To rub salt to the wound, Sikkim’s role vis-à-vis the current agitation for Gorkhaland is quite intriguing. To ensure that the conflagration keeps on boiling, Sikkim chief minister P K Chamling has made it amply clear where his sympathies lie. He along with popular soccer player and Trinamool Congress leader Bhaichung Bhutia has openly espoused the cause of Gorkhaland. The fractious relations between the BJP and the Trinamool Congress notwithstanding,
imbroglio in Darjeeling brook no politicking. India has, even now, been paying a costly price for political misadventures in the border states of the Northeast, Jammu and Kashmir and Punjab. Let us accept this fact with bitterness; but at the same time, let us also learn from them. Darjeeling, popularly known as the crucial part of the Chicken’s neck, is immensely important strategically; for the region provides direct land access to China, Bhutan, Bangladesh, Nepal and other northeastern states. Security ramifications of India vis-à-vis this region far outweigh the petty, mean and a blinkered perception of politics.

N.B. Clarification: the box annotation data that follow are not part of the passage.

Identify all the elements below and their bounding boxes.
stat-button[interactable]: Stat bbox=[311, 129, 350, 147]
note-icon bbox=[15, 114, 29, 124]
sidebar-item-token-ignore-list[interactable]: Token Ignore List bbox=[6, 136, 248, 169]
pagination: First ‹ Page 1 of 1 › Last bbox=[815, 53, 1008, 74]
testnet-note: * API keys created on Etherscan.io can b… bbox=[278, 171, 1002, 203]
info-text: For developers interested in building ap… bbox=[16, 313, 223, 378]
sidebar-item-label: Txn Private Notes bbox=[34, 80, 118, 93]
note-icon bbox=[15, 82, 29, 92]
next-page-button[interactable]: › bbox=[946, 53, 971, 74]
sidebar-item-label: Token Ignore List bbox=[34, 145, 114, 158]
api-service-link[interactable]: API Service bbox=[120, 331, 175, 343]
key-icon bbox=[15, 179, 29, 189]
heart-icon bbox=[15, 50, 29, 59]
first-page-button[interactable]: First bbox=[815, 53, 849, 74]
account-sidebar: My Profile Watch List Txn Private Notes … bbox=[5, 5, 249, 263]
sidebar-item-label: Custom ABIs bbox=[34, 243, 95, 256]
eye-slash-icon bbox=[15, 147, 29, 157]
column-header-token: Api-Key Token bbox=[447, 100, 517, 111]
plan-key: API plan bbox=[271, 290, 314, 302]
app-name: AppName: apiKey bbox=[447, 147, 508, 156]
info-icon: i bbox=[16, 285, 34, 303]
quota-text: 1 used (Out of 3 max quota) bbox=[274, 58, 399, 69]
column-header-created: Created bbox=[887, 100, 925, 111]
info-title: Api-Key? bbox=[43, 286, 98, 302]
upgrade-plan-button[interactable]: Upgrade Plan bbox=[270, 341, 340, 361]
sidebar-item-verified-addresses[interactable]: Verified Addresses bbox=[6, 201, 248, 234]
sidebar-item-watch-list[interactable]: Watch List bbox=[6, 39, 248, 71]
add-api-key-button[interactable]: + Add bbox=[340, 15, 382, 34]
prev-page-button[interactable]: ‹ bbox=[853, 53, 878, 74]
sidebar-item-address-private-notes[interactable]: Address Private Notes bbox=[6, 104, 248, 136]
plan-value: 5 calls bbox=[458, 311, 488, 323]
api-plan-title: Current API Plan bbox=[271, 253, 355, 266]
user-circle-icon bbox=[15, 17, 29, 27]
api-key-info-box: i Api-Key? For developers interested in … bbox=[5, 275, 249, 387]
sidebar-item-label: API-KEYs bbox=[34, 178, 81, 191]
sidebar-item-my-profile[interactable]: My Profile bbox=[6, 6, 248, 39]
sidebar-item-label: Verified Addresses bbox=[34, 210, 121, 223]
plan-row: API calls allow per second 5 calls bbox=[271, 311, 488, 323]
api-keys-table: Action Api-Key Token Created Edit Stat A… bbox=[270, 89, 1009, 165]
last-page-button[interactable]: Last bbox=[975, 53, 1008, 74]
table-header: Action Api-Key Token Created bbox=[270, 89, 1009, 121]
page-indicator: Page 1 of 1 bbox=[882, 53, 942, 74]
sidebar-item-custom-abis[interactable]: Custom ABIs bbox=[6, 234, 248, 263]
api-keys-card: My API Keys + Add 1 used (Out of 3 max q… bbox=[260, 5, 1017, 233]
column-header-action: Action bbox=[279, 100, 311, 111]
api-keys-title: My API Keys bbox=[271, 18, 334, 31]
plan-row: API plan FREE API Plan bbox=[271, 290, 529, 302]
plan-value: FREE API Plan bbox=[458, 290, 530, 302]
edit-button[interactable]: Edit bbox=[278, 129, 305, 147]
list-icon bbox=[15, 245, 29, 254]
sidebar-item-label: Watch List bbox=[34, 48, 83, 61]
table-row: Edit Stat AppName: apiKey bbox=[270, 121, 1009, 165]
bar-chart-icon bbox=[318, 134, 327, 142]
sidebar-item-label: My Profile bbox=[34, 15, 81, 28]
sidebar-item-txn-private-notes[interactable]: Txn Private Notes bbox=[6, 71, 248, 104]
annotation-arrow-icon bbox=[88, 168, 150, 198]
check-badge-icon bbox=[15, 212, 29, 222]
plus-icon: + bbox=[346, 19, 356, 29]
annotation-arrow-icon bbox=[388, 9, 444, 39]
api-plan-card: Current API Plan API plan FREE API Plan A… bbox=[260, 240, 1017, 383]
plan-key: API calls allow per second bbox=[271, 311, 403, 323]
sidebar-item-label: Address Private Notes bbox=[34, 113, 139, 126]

There may always be a healthy debate on the pros and cons of the demand for Gorkhaland. Mamata Banerjee may have more than one reason against backing the statehood stir as the bifurcation of the state will mean an equal bifurcation of her existing vote bank. She is perhaps keen to ensure the motley Gorkha leaders to tire out while she maintains her hardline posture. The BJP on the other hand, may have axes to grind so far as Trinamool Congress is concerned; the saffron is not in favour of a division of West Bengal either. However, the party would do well not to indulge in jettisoning the impractical insistence of the Gorkhas’ agitation as this would only assist the fissiparous elements to implant their seed of fomenting anti-India feelings. This will also increase the Gorkhas’ sense of alienation further.
It is high time the top political honchos bury their hatchet and thrash out a modus vivendi, dovetailing the genuine aspirations of the Gorkhas and their demand for a separate state. Let Darjeeling chug along like a toy train; let the rich debate on whether to dine at Glenary’s or Shangrila ; Keventers or Gymkhana for dating a girl.
Let the tourists bargain with the hard-working Tibetan refugees over woollies; let the little momo and thupka stalls flourish along the stretch to the famous Mall. Let one more T --- teaching-- be added to existing quartet of Ts – tea, tourism, Teesta and toy train since the hill’s branded schools have downed their shutters. Let the governing dispensation redeem the dignity of life of the ‘Dajus’ of unseemly ‘Hill Queen’ Darjeeling’.